I don't remember where I saw it on PaleoPlanet but someone recently made a post about converting a shingle hatchet to a bowmaking hatchet by trimming the head and making it into a bearded hatchet.
That sounded like a pretty neat project so while we were in Quartzsite a few weeks ago I kept an eye out for old shingle hatchets in all the piles of rusty tools and "antiques." I picked up these three.
Today we spent some time at David Brunetta's studio in Laguna Beach, CA and he helped me do the conversion. Actually, all I did was use his metal cutting bandsaw to trim the "beard" out of the two bigger heads and take care of rough shaping. David did the final shaping, polishing, and heat treating.
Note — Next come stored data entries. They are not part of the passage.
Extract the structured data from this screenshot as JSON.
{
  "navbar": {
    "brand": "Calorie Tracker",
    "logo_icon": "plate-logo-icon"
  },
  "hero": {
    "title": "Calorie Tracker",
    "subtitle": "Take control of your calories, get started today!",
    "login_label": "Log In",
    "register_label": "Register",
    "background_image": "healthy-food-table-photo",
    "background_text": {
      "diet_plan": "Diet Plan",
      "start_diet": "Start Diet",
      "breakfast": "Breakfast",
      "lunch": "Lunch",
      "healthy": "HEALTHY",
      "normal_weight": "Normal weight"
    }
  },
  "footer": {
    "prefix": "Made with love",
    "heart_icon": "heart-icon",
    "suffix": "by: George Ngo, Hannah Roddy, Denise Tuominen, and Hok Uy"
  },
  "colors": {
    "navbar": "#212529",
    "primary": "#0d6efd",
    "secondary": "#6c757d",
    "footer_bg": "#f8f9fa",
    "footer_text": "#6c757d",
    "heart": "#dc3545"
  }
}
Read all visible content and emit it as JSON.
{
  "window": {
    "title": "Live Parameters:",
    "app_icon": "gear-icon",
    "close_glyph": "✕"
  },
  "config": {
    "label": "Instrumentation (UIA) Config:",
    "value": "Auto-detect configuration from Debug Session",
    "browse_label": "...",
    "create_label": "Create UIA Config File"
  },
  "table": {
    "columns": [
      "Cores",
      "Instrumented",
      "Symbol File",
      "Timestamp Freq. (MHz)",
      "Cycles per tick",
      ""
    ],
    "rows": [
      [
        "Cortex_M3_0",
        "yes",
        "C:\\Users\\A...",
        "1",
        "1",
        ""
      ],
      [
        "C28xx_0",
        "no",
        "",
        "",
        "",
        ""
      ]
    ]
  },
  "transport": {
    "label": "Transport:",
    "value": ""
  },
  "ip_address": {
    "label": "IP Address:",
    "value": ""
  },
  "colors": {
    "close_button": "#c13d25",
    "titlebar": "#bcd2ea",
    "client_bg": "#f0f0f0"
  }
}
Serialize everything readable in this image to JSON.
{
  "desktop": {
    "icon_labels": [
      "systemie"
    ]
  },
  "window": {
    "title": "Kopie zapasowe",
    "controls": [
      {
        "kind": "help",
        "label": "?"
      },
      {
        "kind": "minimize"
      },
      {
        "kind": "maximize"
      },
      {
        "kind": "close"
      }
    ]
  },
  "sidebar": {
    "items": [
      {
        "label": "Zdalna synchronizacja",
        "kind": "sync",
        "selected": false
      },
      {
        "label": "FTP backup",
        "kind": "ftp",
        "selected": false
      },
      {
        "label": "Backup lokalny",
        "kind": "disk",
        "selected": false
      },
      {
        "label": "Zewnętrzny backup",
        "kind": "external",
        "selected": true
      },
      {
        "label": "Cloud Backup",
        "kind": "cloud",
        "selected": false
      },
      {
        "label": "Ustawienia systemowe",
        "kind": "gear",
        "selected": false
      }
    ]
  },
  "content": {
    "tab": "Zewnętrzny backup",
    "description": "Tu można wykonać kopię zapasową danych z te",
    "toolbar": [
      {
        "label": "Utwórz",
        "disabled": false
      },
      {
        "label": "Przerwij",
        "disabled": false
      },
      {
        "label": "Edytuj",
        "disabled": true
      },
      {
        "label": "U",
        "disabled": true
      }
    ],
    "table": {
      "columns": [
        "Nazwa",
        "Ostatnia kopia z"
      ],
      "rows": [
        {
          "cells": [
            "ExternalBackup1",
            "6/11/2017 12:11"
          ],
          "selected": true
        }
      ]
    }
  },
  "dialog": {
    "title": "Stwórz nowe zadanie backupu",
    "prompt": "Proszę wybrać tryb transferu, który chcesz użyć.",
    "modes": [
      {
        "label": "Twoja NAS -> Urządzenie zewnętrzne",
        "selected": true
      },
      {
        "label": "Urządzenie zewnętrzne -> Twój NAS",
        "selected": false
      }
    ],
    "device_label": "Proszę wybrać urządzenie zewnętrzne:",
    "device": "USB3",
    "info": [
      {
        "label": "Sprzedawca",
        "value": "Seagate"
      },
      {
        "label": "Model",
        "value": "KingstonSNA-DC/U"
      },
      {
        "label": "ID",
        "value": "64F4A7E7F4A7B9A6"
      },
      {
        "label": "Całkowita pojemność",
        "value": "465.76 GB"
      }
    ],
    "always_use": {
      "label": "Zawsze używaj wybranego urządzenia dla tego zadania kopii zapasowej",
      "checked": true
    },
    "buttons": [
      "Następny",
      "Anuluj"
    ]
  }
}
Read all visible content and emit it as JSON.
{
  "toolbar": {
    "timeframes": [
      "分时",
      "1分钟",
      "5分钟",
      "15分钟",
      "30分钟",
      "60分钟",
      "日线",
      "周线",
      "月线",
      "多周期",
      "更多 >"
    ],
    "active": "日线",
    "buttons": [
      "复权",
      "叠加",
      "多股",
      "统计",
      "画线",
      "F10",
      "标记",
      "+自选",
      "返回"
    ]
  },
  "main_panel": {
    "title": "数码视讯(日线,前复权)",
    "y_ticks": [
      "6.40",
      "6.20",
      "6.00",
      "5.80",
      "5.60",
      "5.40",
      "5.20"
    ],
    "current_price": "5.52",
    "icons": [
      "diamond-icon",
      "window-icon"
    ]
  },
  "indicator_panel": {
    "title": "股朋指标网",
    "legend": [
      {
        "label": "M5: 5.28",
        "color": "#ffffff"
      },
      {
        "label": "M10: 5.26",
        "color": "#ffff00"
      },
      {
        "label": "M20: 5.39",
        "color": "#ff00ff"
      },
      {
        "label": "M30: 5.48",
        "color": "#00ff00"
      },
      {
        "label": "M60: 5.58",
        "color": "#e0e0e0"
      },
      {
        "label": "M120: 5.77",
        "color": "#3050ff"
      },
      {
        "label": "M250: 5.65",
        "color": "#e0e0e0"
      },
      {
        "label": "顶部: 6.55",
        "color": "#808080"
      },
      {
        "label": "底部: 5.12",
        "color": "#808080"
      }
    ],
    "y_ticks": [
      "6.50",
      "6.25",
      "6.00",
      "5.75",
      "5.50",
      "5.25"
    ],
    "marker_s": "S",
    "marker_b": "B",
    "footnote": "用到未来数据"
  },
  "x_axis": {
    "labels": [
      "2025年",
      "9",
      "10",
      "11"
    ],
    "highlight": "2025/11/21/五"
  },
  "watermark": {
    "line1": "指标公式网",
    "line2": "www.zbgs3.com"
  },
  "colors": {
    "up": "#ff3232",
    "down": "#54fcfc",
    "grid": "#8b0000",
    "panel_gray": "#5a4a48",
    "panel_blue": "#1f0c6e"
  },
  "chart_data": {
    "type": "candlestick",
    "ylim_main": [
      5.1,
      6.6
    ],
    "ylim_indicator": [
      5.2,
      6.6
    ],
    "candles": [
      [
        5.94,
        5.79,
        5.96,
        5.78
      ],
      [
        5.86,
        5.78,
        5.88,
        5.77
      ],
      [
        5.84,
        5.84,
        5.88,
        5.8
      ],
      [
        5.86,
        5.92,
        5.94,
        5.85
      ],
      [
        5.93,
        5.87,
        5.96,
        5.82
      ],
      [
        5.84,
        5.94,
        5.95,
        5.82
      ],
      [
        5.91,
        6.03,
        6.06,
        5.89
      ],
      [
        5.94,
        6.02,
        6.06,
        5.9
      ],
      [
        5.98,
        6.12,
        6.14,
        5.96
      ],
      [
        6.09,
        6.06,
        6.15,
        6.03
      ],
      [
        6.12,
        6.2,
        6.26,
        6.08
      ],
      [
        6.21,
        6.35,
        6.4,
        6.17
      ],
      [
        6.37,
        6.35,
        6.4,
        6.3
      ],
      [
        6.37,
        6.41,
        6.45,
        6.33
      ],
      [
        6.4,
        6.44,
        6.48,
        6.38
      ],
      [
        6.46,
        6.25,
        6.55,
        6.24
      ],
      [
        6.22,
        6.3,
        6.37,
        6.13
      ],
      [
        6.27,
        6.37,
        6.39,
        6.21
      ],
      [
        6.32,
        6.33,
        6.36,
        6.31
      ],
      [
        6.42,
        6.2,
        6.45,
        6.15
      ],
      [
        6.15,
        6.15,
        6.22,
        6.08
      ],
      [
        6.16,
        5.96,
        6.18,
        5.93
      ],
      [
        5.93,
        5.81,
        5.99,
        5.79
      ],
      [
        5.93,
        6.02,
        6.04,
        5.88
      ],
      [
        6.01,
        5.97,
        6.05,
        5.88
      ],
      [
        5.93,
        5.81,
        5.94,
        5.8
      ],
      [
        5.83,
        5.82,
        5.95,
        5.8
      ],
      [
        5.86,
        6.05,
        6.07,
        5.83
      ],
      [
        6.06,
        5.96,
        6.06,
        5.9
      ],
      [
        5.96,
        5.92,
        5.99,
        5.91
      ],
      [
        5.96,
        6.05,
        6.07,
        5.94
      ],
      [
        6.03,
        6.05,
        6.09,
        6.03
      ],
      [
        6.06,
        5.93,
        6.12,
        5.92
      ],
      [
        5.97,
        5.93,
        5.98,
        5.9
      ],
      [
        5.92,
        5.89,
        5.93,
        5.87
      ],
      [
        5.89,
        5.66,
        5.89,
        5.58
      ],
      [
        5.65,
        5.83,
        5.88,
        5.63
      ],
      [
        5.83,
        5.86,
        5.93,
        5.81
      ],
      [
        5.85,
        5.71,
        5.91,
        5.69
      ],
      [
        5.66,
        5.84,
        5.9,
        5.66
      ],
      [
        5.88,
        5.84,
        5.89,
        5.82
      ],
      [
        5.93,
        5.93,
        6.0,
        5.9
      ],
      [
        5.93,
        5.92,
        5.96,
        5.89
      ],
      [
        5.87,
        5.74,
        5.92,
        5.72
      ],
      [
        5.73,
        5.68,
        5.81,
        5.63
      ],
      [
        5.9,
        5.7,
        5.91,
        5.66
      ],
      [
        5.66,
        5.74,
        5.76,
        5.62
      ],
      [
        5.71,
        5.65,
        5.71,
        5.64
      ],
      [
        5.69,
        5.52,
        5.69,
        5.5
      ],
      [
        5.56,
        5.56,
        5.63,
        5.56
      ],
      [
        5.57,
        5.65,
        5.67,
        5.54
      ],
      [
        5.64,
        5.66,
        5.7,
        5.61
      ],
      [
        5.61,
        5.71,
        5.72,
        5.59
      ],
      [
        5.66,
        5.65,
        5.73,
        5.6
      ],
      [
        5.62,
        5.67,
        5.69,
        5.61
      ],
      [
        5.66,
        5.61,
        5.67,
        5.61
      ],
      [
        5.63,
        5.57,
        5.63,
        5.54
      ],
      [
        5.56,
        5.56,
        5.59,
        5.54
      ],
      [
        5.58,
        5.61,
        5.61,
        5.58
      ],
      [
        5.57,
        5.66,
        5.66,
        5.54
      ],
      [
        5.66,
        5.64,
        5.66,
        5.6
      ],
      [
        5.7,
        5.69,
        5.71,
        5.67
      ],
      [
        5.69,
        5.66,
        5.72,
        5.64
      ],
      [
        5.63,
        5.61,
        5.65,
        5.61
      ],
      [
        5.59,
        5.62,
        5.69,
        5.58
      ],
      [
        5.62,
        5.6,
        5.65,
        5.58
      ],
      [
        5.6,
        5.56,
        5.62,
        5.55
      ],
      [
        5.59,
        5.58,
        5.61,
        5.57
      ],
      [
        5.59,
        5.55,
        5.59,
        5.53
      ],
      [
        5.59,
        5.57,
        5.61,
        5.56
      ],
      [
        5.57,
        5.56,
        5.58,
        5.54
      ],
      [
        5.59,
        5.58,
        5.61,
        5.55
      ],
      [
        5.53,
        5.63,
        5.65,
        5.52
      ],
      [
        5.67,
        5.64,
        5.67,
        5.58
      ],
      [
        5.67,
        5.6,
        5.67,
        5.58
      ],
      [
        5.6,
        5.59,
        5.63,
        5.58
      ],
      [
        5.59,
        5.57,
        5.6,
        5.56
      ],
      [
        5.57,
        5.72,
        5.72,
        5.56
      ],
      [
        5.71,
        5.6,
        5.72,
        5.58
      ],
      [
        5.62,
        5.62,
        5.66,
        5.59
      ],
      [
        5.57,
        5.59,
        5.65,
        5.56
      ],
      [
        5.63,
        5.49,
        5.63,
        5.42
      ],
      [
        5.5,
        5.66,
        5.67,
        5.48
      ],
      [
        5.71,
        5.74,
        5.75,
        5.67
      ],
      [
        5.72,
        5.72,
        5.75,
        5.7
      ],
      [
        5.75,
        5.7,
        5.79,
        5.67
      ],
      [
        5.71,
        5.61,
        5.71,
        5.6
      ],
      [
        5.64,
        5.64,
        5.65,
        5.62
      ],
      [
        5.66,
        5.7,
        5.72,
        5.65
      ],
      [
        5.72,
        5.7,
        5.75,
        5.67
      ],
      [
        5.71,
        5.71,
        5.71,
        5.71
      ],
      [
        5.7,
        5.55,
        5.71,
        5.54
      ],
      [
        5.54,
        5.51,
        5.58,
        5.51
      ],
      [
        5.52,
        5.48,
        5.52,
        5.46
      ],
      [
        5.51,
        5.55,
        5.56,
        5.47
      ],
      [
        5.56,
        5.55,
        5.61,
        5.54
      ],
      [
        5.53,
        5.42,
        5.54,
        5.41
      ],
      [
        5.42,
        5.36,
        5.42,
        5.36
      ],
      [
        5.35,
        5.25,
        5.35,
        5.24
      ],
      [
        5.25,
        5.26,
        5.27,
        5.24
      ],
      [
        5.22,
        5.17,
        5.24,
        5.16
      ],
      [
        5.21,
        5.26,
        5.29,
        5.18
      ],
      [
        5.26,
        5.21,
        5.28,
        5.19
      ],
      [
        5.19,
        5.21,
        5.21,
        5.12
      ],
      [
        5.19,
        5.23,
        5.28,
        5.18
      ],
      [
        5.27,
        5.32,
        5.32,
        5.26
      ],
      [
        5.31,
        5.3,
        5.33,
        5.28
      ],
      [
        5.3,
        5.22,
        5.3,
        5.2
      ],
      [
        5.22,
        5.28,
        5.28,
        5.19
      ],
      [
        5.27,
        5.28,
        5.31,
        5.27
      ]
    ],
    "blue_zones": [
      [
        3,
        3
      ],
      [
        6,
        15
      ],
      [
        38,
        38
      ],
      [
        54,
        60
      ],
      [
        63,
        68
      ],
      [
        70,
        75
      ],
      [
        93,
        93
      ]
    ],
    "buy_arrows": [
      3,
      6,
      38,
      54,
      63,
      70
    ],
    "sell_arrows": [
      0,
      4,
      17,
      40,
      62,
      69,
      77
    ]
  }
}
David had an idea for the smaller hatchet and did some trimming, forging, and welding to make it into a small adze. It's too small for building a dugout canoe but I'm hoping it will work well for bowl making.
As soon as I figure out handles for these three I'll be able to see if the concept has merit.
All in all, I think things turned out pretty well.
David also gave me forging lessons and I really learned a lot:
Hammer control is everything.
Playing with red hot steel gets pretty warm.
It's not as easy as a master like David makes it look.
While the two little knives I pounded out aren't worth public exhibition, I have hopes that future pieces will be better.
David is getting ready to offer forging lessons on a one-on-one basis. If you get the chance to take lessons from him, you won't regret it. He is an absolute artist with hot steel, and a number of other mediums.